Não existe qualquer decisão ou julgamento marcado no STF. Neste momento, o que há é uma corrida generalizada ao Judiciário, especialmente porque sindicatos de várias categorias têm usado a internet e outros meios de comunicação para divulgar o entendimento favorável aos trabalhadores.
Ricardo Amorim, do escritório Amorim, Leite e Paulino Advogados, diz que a lei do FGTS determina sua correção com uma taxa de 3% ao ano, mais correção monetária.
"A definição legal prevê reposição das perdas da moeda decorrentes do fator inflacionário", explica Ricardo.

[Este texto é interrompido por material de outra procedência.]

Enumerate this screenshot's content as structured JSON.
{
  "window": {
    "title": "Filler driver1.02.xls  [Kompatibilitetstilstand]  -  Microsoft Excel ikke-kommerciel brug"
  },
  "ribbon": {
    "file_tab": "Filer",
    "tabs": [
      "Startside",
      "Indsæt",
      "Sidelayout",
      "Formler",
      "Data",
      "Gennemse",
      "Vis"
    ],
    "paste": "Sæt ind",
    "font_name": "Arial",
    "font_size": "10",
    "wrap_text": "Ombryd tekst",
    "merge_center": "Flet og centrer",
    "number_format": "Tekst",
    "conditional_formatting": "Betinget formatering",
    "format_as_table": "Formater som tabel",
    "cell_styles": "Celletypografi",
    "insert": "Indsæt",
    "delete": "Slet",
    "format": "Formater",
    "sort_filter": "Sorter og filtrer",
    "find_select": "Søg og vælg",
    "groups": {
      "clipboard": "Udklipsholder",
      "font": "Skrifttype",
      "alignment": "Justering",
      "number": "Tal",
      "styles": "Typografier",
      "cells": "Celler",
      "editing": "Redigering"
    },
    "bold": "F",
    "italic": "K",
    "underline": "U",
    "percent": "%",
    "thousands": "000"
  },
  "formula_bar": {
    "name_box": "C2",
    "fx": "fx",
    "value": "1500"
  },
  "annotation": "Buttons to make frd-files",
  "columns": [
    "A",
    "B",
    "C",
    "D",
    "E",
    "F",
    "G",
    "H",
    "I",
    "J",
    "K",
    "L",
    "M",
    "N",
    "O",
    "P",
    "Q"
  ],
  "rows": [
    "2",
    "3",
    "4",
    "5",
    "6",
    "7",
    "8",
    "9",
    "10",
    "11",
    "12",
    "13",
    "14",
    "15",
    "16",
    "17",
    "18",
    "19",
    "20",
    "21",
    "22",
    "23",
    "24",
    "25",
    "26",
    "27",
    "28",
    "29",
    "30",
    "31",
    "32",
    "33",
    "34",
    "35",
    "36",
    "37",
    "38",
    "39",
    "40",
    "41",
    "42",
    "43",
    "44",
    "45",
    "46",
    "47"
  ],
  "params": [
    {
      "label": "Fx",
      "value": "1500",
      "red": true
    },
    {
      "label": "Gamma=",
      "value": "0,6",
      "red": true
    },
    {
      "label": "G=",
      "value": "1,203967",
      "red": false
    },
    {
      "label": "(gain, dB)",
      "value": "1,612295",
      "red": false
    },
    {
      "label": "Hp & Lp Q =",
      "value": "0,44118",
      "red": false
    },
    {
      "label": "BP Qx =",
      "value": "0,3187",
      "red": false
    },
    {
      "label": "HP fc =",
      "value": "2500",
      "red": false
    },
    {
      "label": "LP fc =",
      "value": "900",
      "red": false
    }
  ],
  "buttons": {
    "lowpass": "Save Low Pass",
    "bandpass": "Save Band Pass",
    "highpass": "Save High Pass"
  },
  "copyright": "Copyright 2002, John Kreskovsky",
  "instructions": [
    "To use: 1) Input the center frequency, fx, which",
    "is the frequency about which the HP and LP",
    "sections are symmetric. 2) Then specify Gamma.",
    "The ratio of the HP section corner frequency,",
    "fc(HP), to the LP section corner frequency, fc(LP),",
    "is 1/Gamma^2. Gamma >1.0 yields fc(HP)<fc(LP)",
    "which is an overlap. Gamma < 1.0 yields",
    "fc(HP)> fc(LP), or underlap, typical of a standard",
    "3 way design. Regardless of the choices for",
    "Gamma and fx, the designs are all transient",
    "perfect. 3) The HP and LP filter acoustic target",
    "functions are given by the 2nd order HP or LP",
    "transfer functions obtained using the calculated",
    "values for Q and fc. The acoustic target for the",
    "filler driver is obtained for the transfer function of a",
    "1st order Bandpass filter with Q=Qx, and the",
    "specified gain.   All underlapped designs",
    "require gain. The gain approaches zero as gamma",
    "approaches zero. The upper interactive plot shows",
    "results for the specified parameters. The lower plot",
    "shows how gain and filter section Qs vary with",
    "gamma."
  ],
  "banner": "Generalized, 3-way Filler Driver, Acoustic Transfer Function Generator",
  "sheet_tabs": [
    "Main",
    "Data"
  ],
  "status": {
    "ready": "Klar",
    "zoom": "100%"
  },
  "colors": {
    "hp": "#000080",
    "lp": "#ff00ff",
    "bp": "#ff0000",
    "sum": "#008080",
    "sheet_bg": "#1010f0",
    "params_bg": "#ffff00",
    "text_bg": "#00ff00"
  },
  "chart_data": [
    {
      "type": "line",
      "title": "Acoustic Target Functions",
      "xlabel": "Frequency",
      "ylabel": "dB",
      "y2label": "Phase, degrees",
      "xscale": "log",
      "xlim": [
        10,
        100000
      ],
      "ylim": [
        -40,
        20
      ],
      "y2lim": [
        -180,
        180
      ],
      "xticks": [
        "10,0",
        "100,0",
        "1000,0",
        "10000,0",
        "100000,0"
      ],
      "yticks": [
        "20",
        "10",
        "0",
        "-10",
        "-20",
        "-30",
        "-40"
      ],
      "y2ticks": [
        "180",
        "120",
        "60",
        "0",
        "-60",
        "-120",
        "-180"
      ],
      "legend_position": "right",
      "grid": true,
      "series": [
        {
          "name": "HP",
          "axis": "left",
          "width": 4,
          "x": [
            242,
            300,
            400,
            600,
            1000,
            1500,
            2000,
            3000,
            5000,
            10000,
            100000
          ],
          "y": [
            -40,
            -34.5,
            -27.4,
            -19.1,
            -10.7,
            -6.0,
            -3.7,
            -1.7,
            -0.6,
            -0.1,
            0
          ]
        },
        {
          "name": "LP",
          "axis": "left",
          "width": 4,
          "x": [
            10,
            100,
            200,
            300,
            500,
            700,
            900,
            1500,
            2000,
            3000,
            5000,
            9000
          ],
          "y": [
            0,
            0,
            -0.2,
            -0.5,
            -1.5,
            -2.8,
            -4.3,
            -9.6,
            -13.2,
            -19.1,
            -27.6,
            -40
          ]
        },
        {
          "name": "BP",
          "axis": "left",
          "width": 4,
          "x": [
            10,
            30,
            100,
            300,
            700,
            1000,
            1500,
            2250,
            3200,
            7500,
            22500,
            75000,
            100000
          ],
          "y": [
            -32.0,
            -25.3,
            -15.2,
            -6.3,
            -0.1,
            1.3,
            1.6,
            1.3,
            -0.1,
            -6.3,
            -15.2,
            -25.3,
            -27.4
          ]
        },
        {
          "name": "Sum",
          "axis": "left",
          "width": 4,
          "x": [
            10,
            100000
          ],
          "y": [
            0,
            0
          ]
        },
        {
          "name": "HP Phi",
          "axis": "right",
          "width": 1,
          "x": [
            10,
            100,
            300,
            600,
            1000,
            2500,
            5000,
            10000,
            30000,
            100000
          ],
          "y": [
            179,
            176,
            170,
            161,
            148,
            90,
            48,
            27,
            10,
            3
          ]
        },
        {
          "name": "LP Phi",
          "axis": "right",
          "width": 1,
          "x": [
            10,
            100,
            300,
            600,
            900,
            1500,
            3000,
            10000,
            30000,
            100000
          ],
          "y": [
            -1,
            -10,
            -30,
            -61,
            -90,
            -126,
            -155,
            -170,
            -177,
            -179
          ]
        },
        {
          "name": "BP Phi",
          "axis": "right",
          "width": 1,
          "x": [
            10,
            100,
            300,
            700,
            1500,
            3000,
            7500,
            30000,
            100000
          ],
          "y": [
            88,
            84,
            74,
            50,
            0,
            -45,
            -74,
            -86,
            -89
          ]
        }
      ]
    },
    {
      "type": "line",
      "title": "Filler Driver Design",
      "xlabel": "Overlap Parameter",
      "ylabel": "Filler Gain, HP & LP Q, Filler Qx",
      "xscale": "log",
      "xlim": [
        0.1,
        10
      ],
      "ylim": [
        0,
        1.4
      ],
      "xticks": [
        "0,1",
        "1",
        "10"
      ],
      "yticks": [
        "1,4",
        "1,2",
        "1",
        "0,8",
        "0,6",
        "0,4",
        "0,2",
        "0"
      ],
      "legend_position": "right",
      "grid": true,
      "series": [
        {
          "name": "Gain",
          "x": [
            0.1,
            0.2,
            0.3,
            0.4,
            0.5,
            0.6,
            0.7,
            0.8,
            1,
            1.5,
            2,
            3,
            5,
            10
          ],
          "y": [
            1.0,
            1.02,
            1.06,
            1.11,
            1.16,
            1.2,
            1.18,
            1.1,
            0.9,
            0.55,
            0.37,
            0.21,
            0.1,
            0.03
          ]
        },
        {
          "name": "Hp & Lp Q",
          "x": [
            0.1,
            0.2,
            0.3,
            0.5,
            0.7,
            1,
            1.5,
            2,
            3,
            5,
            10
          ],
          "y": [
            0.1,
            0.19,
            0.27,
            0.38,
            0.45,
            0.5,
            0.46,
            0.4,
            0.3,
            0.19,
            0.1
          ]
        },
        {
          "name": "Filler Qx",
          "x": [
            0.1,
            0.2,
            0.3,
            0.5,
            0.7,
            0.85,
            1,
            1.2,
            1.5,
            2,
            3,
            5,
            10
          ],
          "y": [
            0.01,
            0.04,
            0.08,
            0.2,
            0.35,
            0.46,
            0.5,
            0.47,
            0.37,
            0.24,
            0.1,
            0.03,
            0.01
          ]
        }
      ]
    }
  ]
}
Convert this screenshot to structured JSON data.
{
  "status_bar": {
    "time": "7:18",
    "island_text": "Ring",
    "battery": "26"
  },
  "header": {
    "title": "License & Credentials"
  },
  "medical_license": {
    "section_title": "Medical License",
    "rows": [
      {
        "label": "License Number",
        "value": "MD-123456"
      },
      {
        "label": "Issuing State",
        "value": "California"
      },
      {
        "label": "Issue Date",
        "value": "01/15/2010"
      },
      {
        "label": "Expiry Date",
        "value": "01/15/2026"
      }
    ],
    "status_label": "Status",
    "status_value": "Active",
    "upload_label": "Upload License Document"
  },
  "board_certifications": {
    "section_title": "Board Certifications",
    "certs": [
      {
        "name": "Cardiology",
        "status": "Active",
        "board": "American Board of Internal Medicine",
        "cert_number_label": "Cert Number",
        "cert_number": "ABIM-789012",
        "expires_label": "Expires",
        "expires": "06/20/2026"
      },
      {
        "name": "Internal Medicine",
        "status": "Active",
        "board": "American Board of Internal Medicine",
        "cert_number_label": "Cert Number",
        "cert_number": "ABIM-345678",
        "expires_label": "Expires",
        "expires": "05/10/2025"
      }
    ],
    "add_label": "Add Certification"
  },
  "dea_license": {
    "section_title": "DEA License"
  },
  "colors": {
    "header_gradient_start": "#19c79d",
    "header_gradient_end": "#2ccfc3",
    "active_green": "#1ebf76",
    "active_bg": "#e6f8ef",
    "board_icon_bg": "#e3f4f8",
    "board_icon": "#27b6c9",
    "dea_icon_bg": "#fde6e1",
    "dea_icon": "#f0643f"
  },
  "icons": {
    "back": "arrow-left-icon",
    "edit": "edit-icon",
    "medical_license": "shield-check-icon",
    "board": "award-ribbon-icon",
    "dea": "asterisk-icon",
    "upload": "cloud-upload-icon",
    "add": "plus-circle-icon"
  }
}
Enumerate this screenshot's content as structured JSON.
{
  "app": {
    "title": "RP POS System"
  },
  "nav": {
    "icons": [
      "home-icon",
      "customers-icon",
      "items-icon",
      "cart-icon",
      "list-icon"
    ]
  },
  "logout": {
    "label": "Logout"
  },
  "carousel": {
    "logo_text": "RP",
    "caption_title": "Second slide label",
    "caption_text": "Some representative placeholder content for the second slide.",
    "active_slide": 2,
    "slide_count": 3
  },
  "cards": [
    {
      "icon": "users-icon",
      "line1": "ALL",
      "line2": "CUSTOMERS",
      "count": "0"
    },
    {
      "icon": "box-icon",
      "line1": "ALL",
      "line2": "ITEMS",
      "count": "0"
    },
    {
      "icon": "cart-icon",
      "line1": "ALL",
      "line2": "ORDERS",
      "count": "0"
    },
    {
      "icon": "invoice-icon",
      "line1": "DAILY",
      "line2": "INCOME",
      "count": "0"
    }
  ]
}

Assim, como a TR perde para a inflação desde 1999, ela teria ficado totalmente inadequada para a correção.
"Juridicamente, a tese é perfeita. Mas existem outros fatores. Uma ação como essa poderia simplesmente quebrar o Fundo", alerta Ricardo. "O assunto certamente vai parar no STF, que vai precisar ?modular? os efeitos da decisão: se eles valerão só para o futuro, a partir do julgamento, ou se vão retroagir no tempo", comenta o advogado. Segundo Ricardo, uma das vantagens de acionar a Caixa Econômica Federal (CEF), gestora do FGTS, é garantir ao menos que não haja novas perdas no futuro, sem contar a discussão sobre o passivo já acumulado.
"Ao contrário do que pode parecer, o caminho é longo e o resultado, incerto", comenta o advogado Lucas Correia, do escritório Mergulhão e Cajado Menezes Advogados.
Apesar do que decidiu o STF no caso dos precatórios, o entendimento geral dos tribunais sempre foi de que não havia problemas no uso da TR para a correção de monetária. Lucas explica que o Superior Tribunal de Justiça (STJ) há muito tempo tem até uma súmula, orientando as decisões Brasil afora, em que deixa clara a legalidade e regularidade do uso da Taxa Referencial.
"Em tese, o valor de correção a que o trabalhador teria direito cresce com o tempo de serviço e a contribuição dele. Mas se há a possibilidade de direito, acho importante o trabalhador ao menos consultar um profissional ou o sindicato da categoria", diz Lucas.